Don't try to save lost-looking seal pups yourself, Vancouver Aquarium warns
CTVNews.ca staff, with a report from CTV News Vancouver Julie Nolin
Published Sunday, August 18, 2019 2:19PM EDT
People are being warned not to take seal pups home in B.C. after the Vancouver Aquarium rescue centre noted an increase in people taking animals that don’t need rescuing.
The aquarium’s Marine Mammal Rescue Centre explains that other inappropriate behavior included people feeding pups inappropriate food such as smoked oysters and chicken drumsticks.
“People have observed these animals that they feel are in need of rescuing and gone about themselves to pick up the animals before actually calling into our centre,” the rescue’s manager Lindsay Akhurst told CTV News Vancouver.
She lamented that someone recently had seen a seal pup and “thought the animal needed to be rescued, brought it home to their bathtub and then called us."
Some would-be rescuers have been seen wrapping two newborn pups in cushion covers, while others have taken the animals from the coast all the way to their homes in central B.C.
Akhurst explained that people's well-meaning gestures don’t account for how dangerous it is for the pup to be removed from its habitat.
Akhurst stressed that if people see seal pups in need that they should stay back and immediately call the aquarium or the rescue centre directly.
"Give us a call -- we're able to assess that animal.
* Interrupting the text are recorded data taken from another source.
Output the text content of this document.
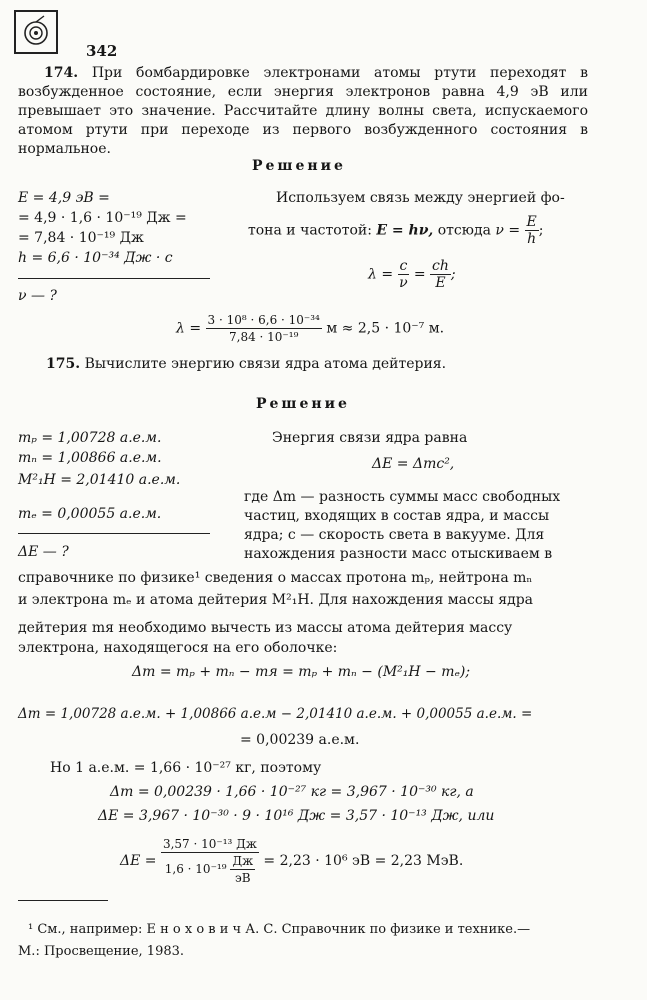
342
174. При бомбардировке электронами атомы ртути переходят в возбужденное состояние, если энергия электронов равна 4,9 эВ или превышает это значение. Рассчитайте длину волны света, испускаемого атомом ртути при переходе из первого возбужденного состояния в нормальное.
Решение
E = 4,9 эВ =
= 4,9 · 1,6 · 10⁻¹⁹ Дж =
= 7,84 · 10⁻¹⁹ Дж
h = 6,6 · 10⁻³⁴ Дж · с
ν — ?
Используем связь между энергией фо-
тона и частотой: E = hν, отсюда $\nu = \frac{E}{h}$ ;
$\lambda = \frac{c}{\nu} = \frac{ch}{E}$ ;
$\lambda = \frac{\text{3 · 10⁸ · 6,6 · 10⁻³⁴}}{\text{7,84 · 10⁻¹⁹}}$ м ≈ 2,5 · 10⁻⁷ м.
175. Вычислите энергию связи ядра атома дейтерия.
Решение
mₚ = 1,00728 а.е.м.
mₙ = 1,00866 а.е.м.
M²₁H = 2,01410 а.е.м.
mₑ = 0,00055 а.е.м.
ΔE — ?
Энергия связи ядра равна
ΔE = Δmc²,
где Δm — разность суммы масс свободных
частиц, входящих в состав ядра, и массы
ядра; c — скорость света в вакууме. Для
нахождения разности масс отыскиваем в
справочнике по физике¹ сведения о массах протона mₚ, нейтрона mₙ
и электрона mₑ и атома дейтерия M²₁H. Для нахождения массы ядра
дейтерия mя необходимо вычесть из массы атома дейтерия массу
электрона, находящегося на его оболочке:
Δm = mₚ + mₙ − mя = mₚ + mₙ − (M²₁H − mₑ);
Δm = 1,00728 а.е.м. + 1,00866 а.е.м − 2,01410 а.е.м. + 0,00055 а.е.м. =
= 0,00239 а.е.м.
Но 1 а.е.м. = 1,66 · 10⁻²⁷ кг, поэтому
Δm = 0,00239 · 1,66 · 10⁻²⁷ кг = 3,967 · 10⁻³⁰ кг, а
ΔE = 3,967 · 10⁻³⁰ · 9 · 10¹⁶ Дж = 3,57 · 10⁻¹³ Дж, или
$\Delta E = \frac{\text{3,57 · 10⁻¹³ Дж}}{1,6 \cdot 10^{-19} \frac{Дж}{эВ}} = 2,23 \cdot 10^6$ эВ = 2,23 МэВ.
¹ См., например: Е н о х о в и ч А. С. Справочник по физике и технике.—
М.: Просвещение, 1983.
Send us in some pictures and see what the body condition of that animal is,” she said.
She said leaving them alone is critical because pups should not be separated from their mothers.
In a statement, the centre’s assistant manager Emily Johnson said “once a pup has been removed from its natural environment it makes it difficult to be reunited with mom, and then we have no choice but to rehabilitate them.”
She said even if the pups look lost, “it’s not unusual to see a seal pup on its own at this time of year. Unlike some other marine mammals, harbour seal mothers can’t sustain lactation unless they go out and forage."